Nusa Dua, Bali (ANTARA) - Pemerintah Indonesia melalui Wakil Menteri Luar Negeri Pahala Mansury menekankan negara berkembang memiliki potensi besar menjadi pemain penting dalam rantai pasok global, karena didukung sumber daya alam melimpah.
“Migas, keanekaragaman hayati, sumber daya kemaritiman, penanganan isu iklim dan mineral kritis salah satu yang menjadi potensi memberikan benefit,” kata Pahala di sela sesi panel Forum Tingkat Tinggi Kemitraan Multi-Pihak dan Forum Indonesia-Afrika (IAF), di Nusa Dua, Kabupaten Badung, Bali, Selasa.
Menurut dia, negara berkembang memiliki hak untuk mendapatkan keuntungan dari pengelolaan sumber daya alam tersebut.
Namun, ia mengingatkan negara berkembang yang kaya potensi alam itu tidak hanya menjadi produsen atau mengekspor barang mentah.
Ada lima poin yang mendorong negara berkembang berpeluang lebih besar menjadi aktor bisnis dalam rantai pasok global, menyikapi tren dunia saat ini yakni fragmentasi ekonomi.
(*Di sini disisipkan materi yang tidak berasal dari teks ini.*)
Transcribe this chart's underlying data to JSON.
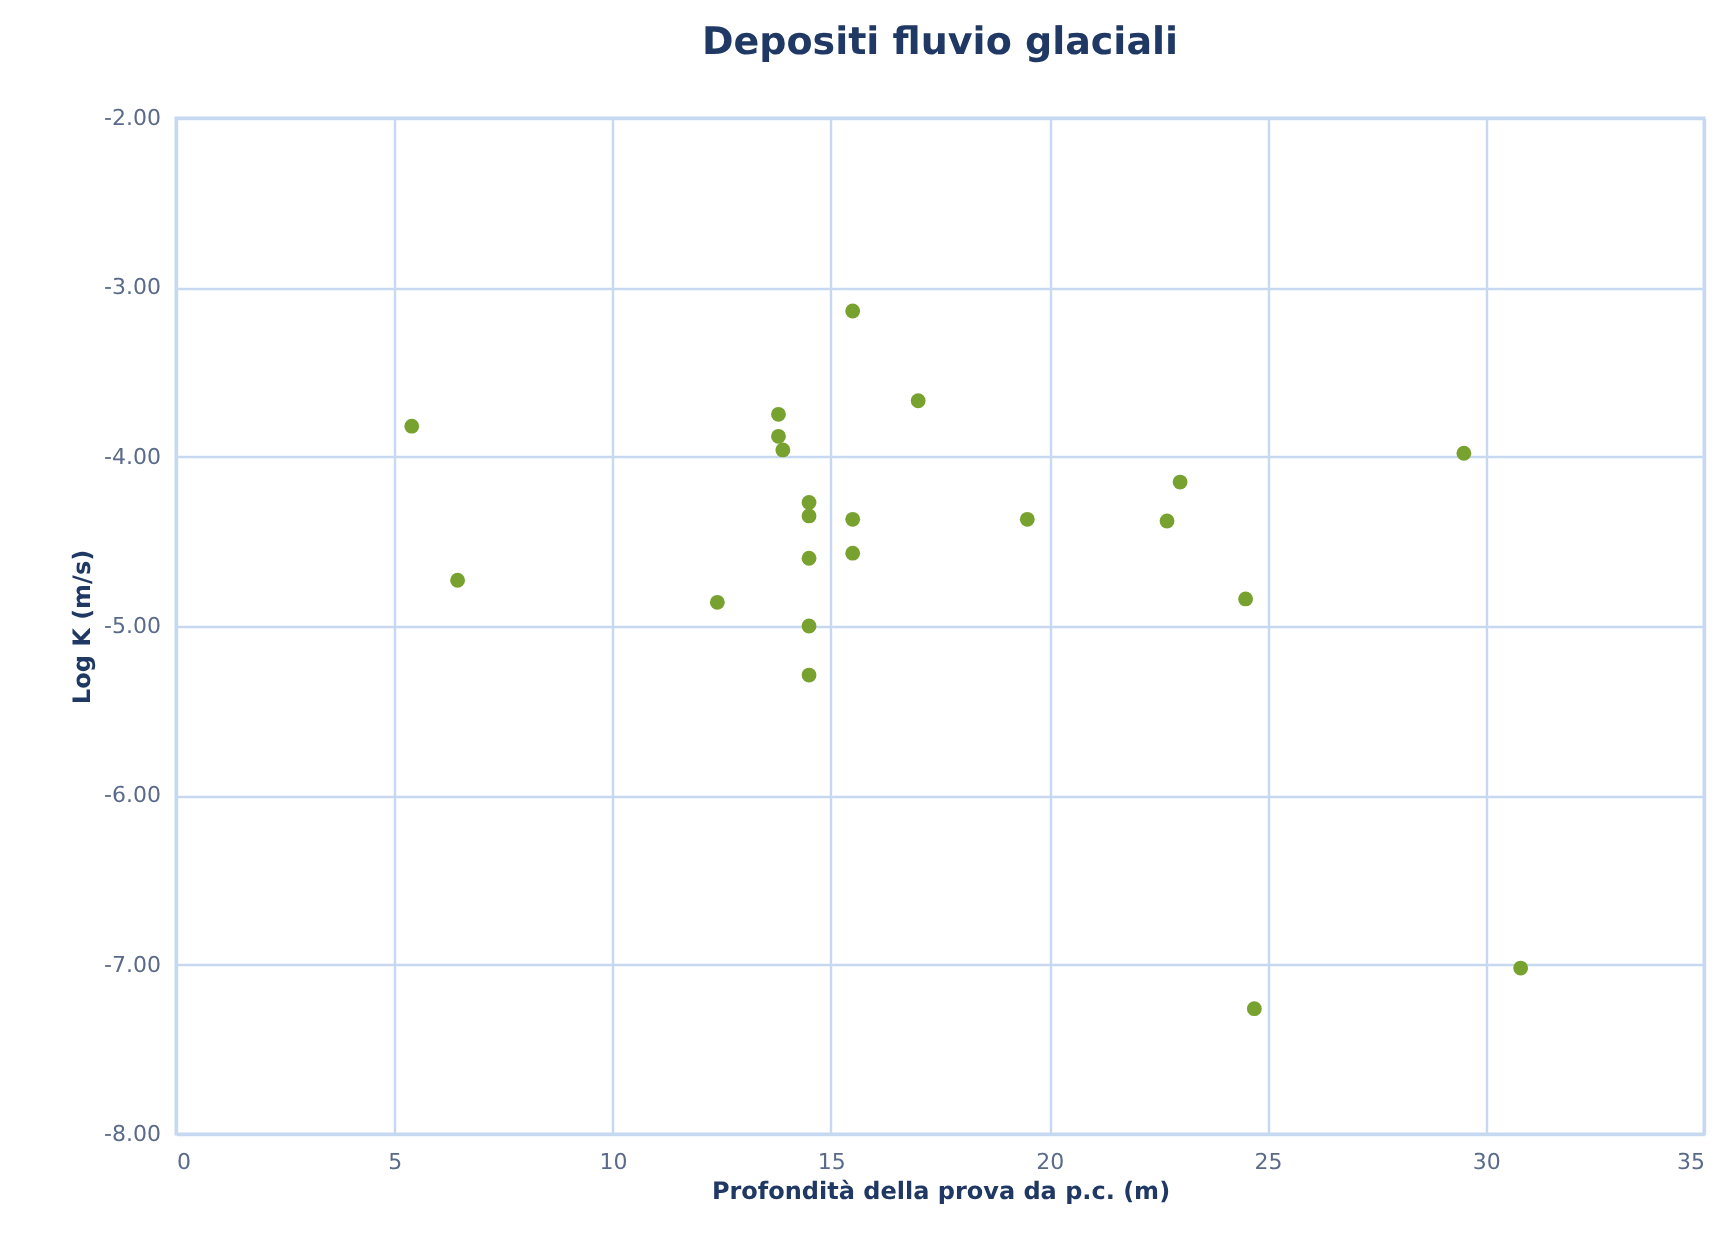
{
  "chart_data": {
    "type": "scatter",
    "title": "Depositi fluvio glaciali",
    "xlabel": "Profondità della prova da p.c. (m)",
    "ylabel": "Log K (m/s)",
    "x": [
      5.4,
      6.45,
      12.4,
      13.8,
      13.8,
      13.9,
      14.5,
      14.5,
      14.5,
      14.5,
      14.5,
      15.5,
      15.5,
      15.5,
      17.0,
      19.5,
      22.7,
      23.0,
      24.5,
      24.7,
      29.5,
      30.8
    ],
    "series": [
      {
        "color": "#78a22f",
        "values": [
          -3.82,
          -4.73,
          -4.86,
          -3.75,
          -3.88,
          -3.96,
          -4.27,
          -4.35,
          -4.6,
          -5.0,
          -5.29,
          -3.14,
          -4.37,
          -4.57,
          -3.67,
          -4.37,
          -4.38,
          -4.15,
          -4.84,
          -7.26,
          -3.98,
          -7.02
        ]
      }
    ],
    "xlim": [
      0,
      35
    ],
    "xticks": [
      0,
      5,
      10,
      15,
      20,
      25,
      30,
      35
    ],
    "ylim": [
      -8,
      -2
    ],
    "yticks": [
      {
        "value": -8,
        "label": "-8.00"
      },
      {
        "value": -7,
        "label": "-7.00"
      },
      {
        "value": -6,
        "label": "-6.00"
      },
      {
        "value": -5,
        "label": "-5.00"
      },
      {
        "value": -4,
        "label": "-4.00"
      },
      {
        "value": -3,
        "label": "-3.00"
      },
      {
        "value": -2,
        "label": "-2.00"
      }
    ],
    "grid": true,
    "marker": "circle"
  }
}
Baca juga: Indonesia pelajari wisata konservasi dari negara-negara di kawasan Benua Afrika
Lima poin tersebut, yakni pertama, mengembangkan integrasi ekonomi dan memperluas akses pasar untuk membalikkan fragmentasi ekonomi.
Fragmentasi ekonomi itu, kata dia, memicu terjadinya penurunan investasi asing pada 2023 yang secara global diperkirakan mencapai tujuh persen.
“Dengan peningkatan fragmentasi dunia, negara berkembang harus mengejar integrasi lebih besar termasuk melalui perjanjian ekonomi dan perdagangan untuk memfasilitasi akses pasar,” ujarnya lagi.
Negara dengan ekonomi bertumbuh (emerging market) termasuk di Asia dan Afrika diproyeksikan tumbuh 6,3 persen hingga lima tahun mendatang berdasarkan data Badan Moneter Internasional (IMF).
Tak hanya itu, juga didukung sumber daya manusia sebagai pasar besar, yakni di Afrika mencapai 1,5 miliar penduduk dan populasi di Asia Tenggara mencapai 1,7 miliar penduduk.
Baca juga: Indonesia ambil peluang IAF buat tambah kunjungan dari Afrika
Kedua, kata dia lagi, negara berkembang harus berkolaborasi untuk memastikan daya tahan rantai pasok khususnya di sektor pangan, energi, kesehatan dan mineral kritis atau jenis mineral yang diperlukan untuk teknologi energi hijau, di antaranya nikel, kobalt, litium, dan tembaga.
Memastikan daya tahan itu, ujar dia, tidak hanya dilakukan dengan memfasilitasi perdagangan dan pergerakan komoditas, tapi juga membangun infrastruktur untuk mengurangi biaya logistik.
Ketiga, memfasilitasi konektivitas antarmanusia yang mendukung integrasi ekonomi, promosi perdagangan dan investasi serta pertukaran pengetahuan dan keahlian.
“Itu sebabnya selama IAF kedua ini, Indonesia mengorganisasi forum bisnis khusus per negara dan memfasilitasi pendekatan satu per satu bersama sektor swasta,” ujarnya lagi.
Keempat, pengembangan akses terhadap teknologi, dan kelima, pendanaan untuk memastikan partisipasi bisnis di rantai pasok global.
Kesenjangan pendanaan untuk mencapai tujuan pembangunan berkelanjutan (SDGs), kata dia, tetap besar berkisar 2,5-4 triliun dolar AS per tahun.
Ada pun Bank Dunia mengestimasi negara berkembang perlu investasi sekitar 4,5 persen dari total Produk Domestik Bruto (PDB) untuk mencapai infrastruktur dalam SDGs.
“Memobilisasi dan meningkatkan sumber lain pembiayaan termasuk pembiayaan campuran dan inovatif,” katanya pula.